Hij leert begrijpen, dat hij het is die stottert, dat hij het zelf is die de blokkades en herhalingen tot stand brengt. Hij zal leren dat alleen hijzelf daar iets aan kan veranderen. Hij leert dus wat hij kan doen om spanning op tijd los te laten.
Behandelingssystemen zijn opvoedingssystemen, die de mens zover willen brengen dat hijzelf aan de oplossing van zijn problemen kan werken.

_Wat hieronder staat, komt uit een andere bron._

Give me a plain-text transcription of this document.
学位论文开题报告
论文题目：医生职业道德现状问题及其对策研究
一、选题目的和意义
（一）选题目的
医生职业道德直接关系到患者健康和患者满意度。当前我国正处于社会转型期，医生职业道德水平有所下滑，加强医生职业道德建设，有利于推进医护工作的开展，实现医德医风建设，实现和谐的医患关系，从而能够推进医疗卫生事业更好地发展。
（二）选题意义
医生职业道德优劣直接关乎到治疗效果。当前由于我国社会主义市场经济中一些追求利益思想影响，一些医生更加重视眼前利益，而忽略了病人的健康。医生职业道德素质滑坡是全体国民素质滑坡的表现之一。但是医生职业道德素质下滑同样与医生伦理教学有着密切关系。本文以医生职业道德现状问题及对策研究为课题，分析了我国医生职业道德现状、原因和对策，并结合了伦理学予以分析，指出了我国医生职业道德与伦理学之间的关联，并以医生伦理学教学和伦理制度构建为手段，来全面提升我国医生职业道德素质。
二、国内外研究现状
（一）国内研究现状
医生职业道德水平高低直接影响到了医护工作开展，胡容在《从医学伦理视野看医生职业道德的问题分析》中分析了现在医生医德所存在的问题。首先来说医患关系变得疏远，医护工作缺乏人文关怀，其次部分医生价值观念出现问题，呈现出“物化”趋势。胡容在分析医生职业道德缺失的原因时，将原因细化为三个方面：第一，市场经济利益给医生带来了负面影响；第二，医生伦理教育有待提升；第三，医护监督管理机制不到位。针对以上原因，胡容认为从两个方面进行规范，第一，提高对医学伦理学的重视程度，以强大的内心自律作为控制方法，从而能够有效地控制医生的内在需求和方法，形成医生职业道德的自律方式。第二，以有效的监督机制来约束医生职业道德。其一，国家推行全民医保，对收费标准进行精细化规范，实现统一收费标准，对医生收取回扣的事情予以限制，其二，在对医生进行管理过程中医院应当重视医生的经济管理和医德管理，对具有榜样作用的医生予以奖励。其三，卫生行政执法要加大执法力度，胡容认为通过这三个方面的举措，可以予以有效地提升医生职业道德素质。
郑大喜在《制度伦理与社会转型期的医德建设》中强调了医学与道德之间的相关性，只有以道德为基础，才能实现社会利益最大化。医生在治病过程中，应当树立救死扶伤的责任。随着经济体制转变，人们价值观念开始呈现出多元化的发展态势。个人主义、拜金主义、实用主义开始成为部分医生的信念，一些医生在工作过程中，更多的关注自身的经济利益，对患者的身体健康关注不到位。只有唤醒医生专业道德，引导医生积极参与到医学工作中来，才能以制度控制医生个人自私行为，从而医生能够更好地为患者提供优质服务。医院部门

Wie stottert kan leren hoe de storing tot stand komt en hoe hij de situatie om kan buigen. Hij leert niet alleen hoe hij zijn stotteren kan voorkomen of een blokkade kan oplossen, hij leert ook dat hij openlijk en vrijuit zijn hulpmiddelen kan en mag gebruiken. Hiervoor is echter een omgeving nodig waarin deze openheid een gunstige reactie krijgt. In de behandelkamer van de logopedist is die open, eerlijke atmosfeer vanzelfsprekend aanwezig, omdat daar het gesprek over het stotteren en de verbeteringsmogelijkheden gaat. We moeten nu zorgen dat de sfeer op school en thuis in openheid en eerlijkheid niet van de behandelingssfeer verschillen.